Pillar Three: Aiming for Independence or Dependency?
Pillar Three, ‘Making America more Prosperous,’ emphasizes US-based manufacture of health commodities such as diagnostics, medicines, and vaccines for the rest of the world to use. This smells of a concession to the make-in-America lobby – not in itself a bad thing – but sits well with the first pillar (surveil, sow fear, lock down, mass vaccinate, and concentrate wealth that we saw in Covid) and poorly with the idea of building capacity and self-reliance in recipient countries so that the US taxpayer is not forever on the hook.
Throughout the strategy, we hear of the efficiencies of bilateral approaches – the US will work directly with recipient country governments as much as possible, reducing reliance on the wealthy international bureaucracies that absorb so much funding intended for other people. This is consistent with the US administration’s approach in leaving the WHO and defunding Gavi, and promises actual capacity building essential for an exit strategy (which the current system of expanding centralized agencies works against). However, there is no mention of the downside and how this will be managed – the US will find itself funding parallel programs to other donors, resulting in duplication and multiplying reporting requirements. More experienced strategists would have addressed this – it is hoped that this can be achieved without repeating the mistakes of the past.
A Step Forward, but not yet out of the Mud
If the underlying driver of the new US global health strategy is to build capacity within recipient countries towards self-sufficiency, reducing or removing the burden on US citizens, then all will win from this approach. Such an outcome will also require fair and mutually beneficial trade to ensure economies grow, which the third pillar here does not discuss. Policies are needed that do not start or support wars and foment large-scale disorder, and are based on sound public health rather than profit.
Implementation of direct government support will also require a willingness to swallow some missteps by recipient countries in building self-reliance – we have accepted gross missteps from our ever-growing international bureaucracies, so this should not be an impediment.
If an underlying driver is also to perpetuate the falsifying pandemic risk to ensure profit and wealth concentration for large Pharma and biotech companies, then Pillar One sets a good basis, and Pillar Three can be seen in that context. In this case, the US should rejoin the WHO and the broader pandemic industrial complex, enjoy the feeding frenzy while it lasts, and accept that global health in general will continue to slide.
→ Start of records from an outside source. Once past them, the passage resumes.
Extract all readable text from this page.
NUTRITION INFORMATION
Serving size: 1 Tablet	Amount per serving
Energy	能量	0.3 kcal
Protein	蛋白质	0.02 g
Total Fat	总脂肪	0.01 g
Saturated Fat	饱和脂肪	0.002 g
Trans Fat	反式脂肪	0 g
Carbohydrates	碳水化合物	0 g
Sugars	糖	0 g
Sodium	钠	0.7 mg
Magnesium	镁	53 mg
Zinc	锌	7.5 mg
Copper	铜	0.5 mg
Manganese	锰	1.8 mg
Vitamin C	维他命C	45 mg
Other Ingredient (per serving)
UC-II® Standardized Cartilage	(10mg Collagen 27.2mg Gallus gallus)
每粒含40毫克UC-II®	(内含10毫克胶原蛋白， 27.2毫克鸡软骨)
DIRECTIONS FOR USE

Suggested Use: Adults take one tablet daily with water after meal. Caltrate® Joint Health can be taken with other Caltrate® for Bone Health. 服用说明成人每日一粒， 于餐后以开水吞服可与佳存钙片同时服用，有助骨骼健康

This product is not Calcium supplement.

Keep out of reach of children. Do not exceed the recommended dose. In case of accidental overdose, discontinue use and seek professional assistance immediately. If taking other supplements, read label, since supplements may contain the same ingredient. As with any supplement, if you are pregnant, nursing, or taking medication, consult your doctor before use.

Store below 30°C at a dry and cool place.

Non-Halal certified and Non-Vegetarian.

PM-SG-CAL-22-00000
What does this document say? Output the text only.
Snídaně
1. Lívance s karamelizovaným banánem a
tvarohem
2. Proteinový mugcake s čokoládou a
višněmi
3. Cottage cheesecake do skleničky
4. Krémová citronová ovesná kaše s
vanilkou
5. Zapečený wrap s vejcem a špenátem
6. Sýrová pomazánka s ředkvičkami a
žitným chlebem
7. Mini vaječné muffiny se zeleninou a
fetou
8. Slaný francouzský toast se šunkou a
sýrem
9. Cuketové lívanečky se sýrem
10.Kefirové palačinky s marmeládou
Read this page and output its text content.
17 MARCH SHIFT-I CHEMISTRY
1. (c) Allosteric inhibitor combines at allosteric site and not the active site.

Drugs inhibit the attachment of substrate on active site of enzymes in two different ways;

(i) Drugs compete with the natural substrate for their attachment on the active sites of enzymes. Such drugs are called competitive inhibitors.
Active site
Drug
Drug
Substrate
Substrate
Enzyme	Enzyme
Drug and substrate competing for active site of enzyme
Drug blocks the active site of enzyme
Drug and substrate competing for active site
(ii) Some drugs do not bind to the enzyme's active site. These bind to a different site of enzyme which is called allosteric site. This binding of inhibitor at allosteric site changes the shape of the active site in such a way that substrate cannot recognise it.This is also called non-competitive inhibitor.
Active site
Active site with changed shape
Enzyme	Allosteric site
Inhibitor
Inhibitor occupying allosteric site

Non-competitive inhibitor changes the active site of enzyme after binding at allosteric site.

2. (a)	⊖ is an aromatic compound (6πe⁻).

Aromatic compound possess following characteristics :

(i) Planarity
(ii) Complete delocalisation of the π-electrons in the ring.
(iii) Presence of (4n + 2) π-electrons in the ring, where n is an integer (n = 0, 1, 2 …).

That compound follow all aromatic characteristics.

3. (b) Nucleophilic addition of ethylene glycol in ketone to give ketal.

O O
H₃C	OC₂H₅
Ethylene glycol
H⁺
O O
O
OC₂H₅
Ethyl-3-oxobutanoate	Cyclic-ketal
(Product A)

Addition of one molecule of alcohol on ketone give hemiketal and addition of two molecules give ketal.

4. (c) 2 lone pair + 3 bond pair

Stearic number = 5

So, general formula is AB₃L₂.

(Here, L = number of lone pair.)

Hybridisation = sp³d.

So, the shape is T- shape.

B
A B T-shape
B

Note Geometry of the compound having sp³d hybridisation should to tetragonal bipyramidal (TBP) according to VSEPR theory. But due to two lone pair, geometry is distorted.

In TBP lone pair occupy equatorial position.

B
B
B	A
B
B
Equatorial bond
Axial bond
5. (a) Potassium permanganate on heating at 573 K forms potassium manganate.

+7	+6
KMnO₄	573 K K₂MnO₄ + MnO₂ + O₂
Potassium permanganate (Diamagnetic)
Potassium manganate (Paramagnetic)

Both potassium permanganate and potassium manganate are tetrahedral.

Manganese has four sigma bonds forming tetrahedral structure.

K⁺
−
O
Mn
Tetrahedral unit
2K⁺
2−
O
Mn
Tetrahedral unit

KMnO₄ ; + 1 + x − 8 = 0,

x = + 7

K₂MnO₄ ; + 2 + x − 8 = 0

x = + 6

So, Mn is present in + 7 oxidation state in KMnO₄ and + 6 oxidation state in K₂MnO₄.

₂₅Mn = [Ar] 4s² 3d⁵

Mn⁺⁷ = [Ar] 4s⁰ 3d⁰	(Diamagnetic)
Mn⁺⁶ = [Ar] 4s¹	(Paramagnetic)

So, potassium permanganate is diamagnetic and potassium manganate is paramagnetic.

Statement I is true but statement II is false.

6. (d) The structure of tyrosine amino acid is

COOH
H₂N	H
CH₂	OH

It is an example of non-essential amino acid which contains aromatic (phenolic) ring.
Given the emphasis of the current administration on increased transparency and the role of evidence in domestic public health, against the preference of very powerful lobbies, a return to a solid evidence-based approach seems to be intended. The idea of building integrated domestic capacity so that countries can take over their own healthcare is commendable, commonsense, and aligns with the WHO and Gavi withdrawal. The stated commitment to keep overall funding at current levels for existing commitments should address concerns regarding short-term harms arising during the period of change.
The overall intent of the US global health strategy seems good – it just reads as if not all their writers and strategists are on board with it. If it is to work, a more cohesive approach will be needed, and some preparation for the obvious pitfalls it is going to encounter.